The three-phase removal:

  1. Logical deletion: CAS value to null (readers immediately see it's gone)

  2. Marker: Append a marker node to prevent splitbrain

  3. Physical unlink: Remove node and marker from linked list


Like TreeMap, ConcurrentSkipListMap implements NavigableMap with full range operations:

ConcurrentSkipListMap<Integer, String> map = new ConcurrentSkipListMap<>();
map.put(10, "ten");
map.put(20, "twenty");
map.put(30, "thirty");
map.put(40, "forty");

// Navigation — all O(log n)
map.firstKey();      // 10
map.lastKey();       // 40
map.floorKey(25);    // 20 (greatest ≤ 25)
map.ceilingKey(25);  // 30 (smallest ≥ 25)
map.lowerKey(30);    // 20 (strictly less)
map.higherKey(30);   // 40 (strictly greater)

// Range views — thread-safe!
ConcurrentNavigableMap<Integer, String> sub = map.subMap(15, 35);
// {20=twenty, 30=thirty} — concurrent view!

ConcurrentNavigableMap<Integer, String> desc = map.descendingMap();
// {40=forty, 30=thirty, 20=twenty, 10=ten}

ConcurrentSkipListSet

Just like HashSet wraps HashMap, ConcurrentSkipListSet wraps ConcurrentSkipListMap:

public class ConcurrentSkipListSet<E> extends AbstractSet<E>
        implements NavigableSet<E> {
    
    private final ConcurrentNavigableMap<E, Object> m;
    
    public ConcurrentSkipListSet() {
        m = new ConcurrentSkipListMap<E, Object>();
    }
    
    public boolean add(E e) {
        return m.putIfAbsent(e, Boolean.TRUE) == null;
    }
}

A thread-safe, sorted set with O(log n) operations.

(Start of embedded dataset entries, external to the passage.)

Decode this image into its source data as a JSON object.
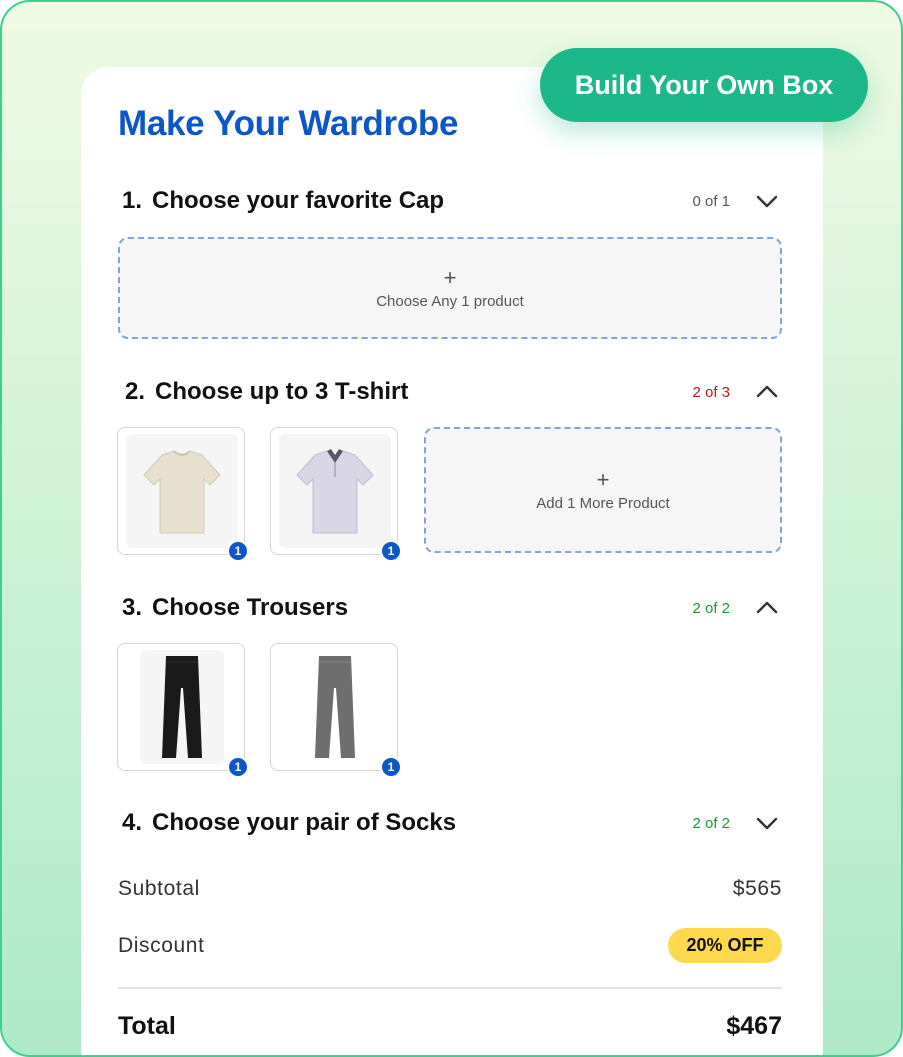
{
  "badge": {
    "label": "Build Your Own Box"
  },
  "title": "Make Your Wardrobe",
  "sections": [
    {
      "number": "1.",
      "title": "Choose your favorite Cap",
      "count": "0 of 1",
      "count_color": "#555555",
      "expanded": false,
      "empty_slot": {
        "plus": "+",
        "label": "Choose Any 1 product"
      }
    },
    {
      "number": "2.",
      "title": "Choose up to 3 T-shirt",
      "count": "2 of 3",
      "count_color": "#c0161d",
      "expanded": true,
      "items": [
        {
          "name": "beige-tshirt",
          "qty": "1"
        },
        {
          "name": "lilac-polo-shirt",
          "qty": "1"
        }
      ],
      "add_slot": {
        "plus": "+",
        "label": "Add 1 More Product"
      }
    },
    {
      "number": "3.",
      "title": "Choose Trousers",
      "count": "2 of 2",
      "count_color": "#1c9a2e",
      "expanded": true,
      "items": [
        {
          "name": "black-trousers",
          "qty": "1"
        },
        {
          "name": "grey-trousers",
          "qty": "1"
        }
      ]
    },
    {
      "number": "4.",
      "title": "Choose your pair of Socks",
      "count": "2 of 2",
      "count_color": "#1c9a2e",
      "expanded": false
    }
  ],
  "summary": {
    "subtotal_label": "Subtotal",
    "subtotal_value": "$565",
    "discount_label": "Discount",
    "discount_value": "20% OFF",
    "total_label": "Total",
    "total_value": "$467"
  },
  "colors": {
    "brand": "#0d56c8",
    "accent": "#1cb889",
    "discount": "#ffd84d"
  }
}
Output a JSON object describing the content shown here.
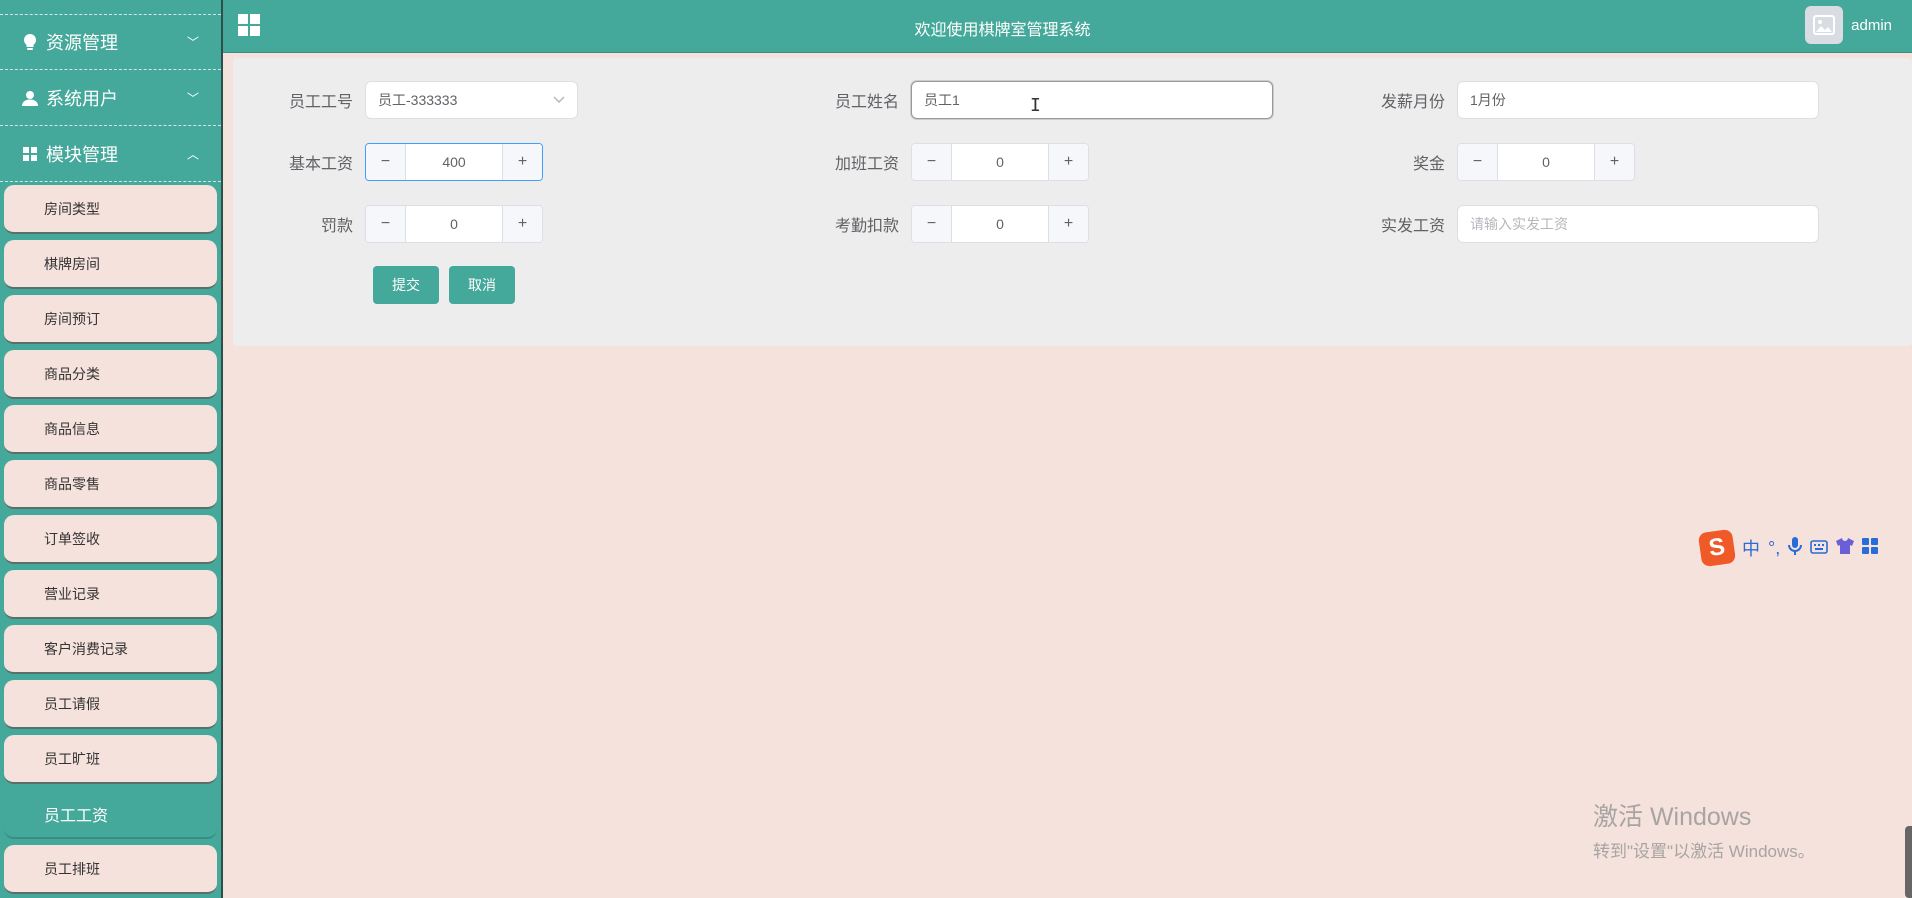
{
  "sidebar": {
    "groups": [
      {
        "label": "资源管理",
        "icon": "bulb-icon",
        "chevron": "﹀"
      },
      {
        "label": "系统用户",
        "icon": "user-icon",
        "chevron": "﹀"
      },
      {
        "label": "模块管理",
        "icon": "grid-icon",
        "chevron": "︿"
      }
    ],
    "items": [
      {
        "label": "房间类型"
      },
      {
        "label": "棋牌房间"
      },
      {
        "label": "房间预订"
      },
      {
        "label": "商品分类"
      },
      {
        "label": "商品信息"
      },
      {
        "label": "商品零售"
      },
      {
        "label": "订单签收"
      },
      {
        "label": "营业记录"
      },
      {
        "label": "客户消费记录"
      },
      {
        "label": "员工请假"
      },
      {
        "label": "员工旷班"
      },
      {
        "label": "员工工资"
      },
      {
        "label": "员工排班"
      }
    ],
    "active_item": "员工工资"
  },
  "header": {
    "title": "欢迎使用棋牌室管理系统",
    "username": "admin"
  },
  "form": {
    "employee_no": {
      "label": "员工工号",
      "value": "员工-333333"
    },
    "employee_name": {
      "label": "员工姓名",
      "value": "员工1"
    },
    "pay_month": {
      "label": "发薪月份",
      "value": "1月份"
    },
    "base_salary": {
      "label": "基本工资",
      "value": "400"
    },
    "overtime_pay": {
      "label": "加班工资",
      "value": "0"
    },
    "bonus": {
      "label": "奖金",
      "value": "0"
    },
    "fine": {
      "label": "罚款",
      "value": "0"
    },
    "attendance_deduction": {
      "label": "考勤扣款",
      "value": "0"
    },
    "actual_salary": {
      "label": "实发工资",
      "placeholder": "请输入实发工资"
    },
    "stepper": {
      "minus": "−",
      "plus": "+"
    },
    "submit_label": "提交",
    "cancel_label": "取消"
  },
  "ime": {
    "logo": "S",
    "mode": "中",
    "punct": "°,"
  },
  "watermark": {
    "line1": "激活 Windows",
    "line2": "转到\"设置\"以激活 Windows。"
  },
  "colors": {
    "accent": "#44a99a",
    "background": "#f5e2dc",
    "card": "#ededed"
  }
}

ConcurrentSkipListMap vs ConcurrentHashMap

Feature ConcurrentSkipListMap ConcurrentHashMap
Ordering ✅ Sorted by key ❌ No ordering
get/put/remove O(log n) O(1) average
Range operations ✅ subMap/headMap/tailMap ❌ None
Navigation ✅ floor/ceiling/first/last ❌ None
Memory Higher (index nodes) Lower
Null keys ❌ Not allowed ❌ Not allowed
Null values ❌ Not allowed ❌ Not allowed
Iterator Weakly consistent, sorted Weakly consistent, unordered
Best for Sorted concurrent data General concurrent map

ConcurrentSkipListMap vs TreeMap

Feature ConcurrentSkipListMap TreeMap
Thread-safe ✅ Lock-free reads ❌ Not thread-safe
Read performance O(log n) lock-free O(log n) with lock needed
Write performance O(log n) with CAS O(log n) with exclusive lock
Structure Skip list (probabilistic) Red-Black tree (deterministic)
Balancing Random levels (stochastic) Rotations (guaranteed)
Memory Higher (multiple index levels) Lower (parent/left/right/color)
Worst case O(n) theoretically (astronomically unlikely) O(log n) guaranteed

Why skip list for concurrency? Red-Black tree rotations modify multiple pointers atomically (parent, child, sibling) — very hard to do lock-free. Skip list insertions only modify a single next pointer at each level — perfect for CAS.


Common Pitfalls

Pitfall 1: Expecting HashMap Performance

// ❌ ConcurrentSkipListMap is O(log n), not O(1)
// If you don't need sorting, use ConcurrentHashMap instead

// HashMap:  1M operations → ~1M ns = ~1ms
// SkipList: 1M operations → ~20M ns = ~20ms (log₂(1M) ≈ 20)

Pitfall 2: Non-Comparable Keys Without Comparator

// ❌ ClassCastException!
ConcurrentSkipListMap<Object, String> map = new ConcurrentSkipListMap<>();
map.put(new Object(), "value"); // Object doesn't implement Comparable!

// ✅ Provide a Comparator or use Comparable keys
ConcurrentSkipListMap<String, String> map = new ConcurrentSkipListMap<>();

Pitfall 3: Null Keys and Values

// ❌ NullPointerException — neither null keys nor null values!
ConcurrentSkipListMap<String, String> map = new ConcurrentSkipListMap<>();
map.put(null, "value");    // NPE!
map.put("key", null);      // NPE!

Summary

The one-liner: ConcurrentSkipListMap is a lock-free sorted concurrent map using a probabilistic skip list structure — achieving O(log n) thread-safe operations with full navigation support, making it the only concurrent sorted Map in the JDK.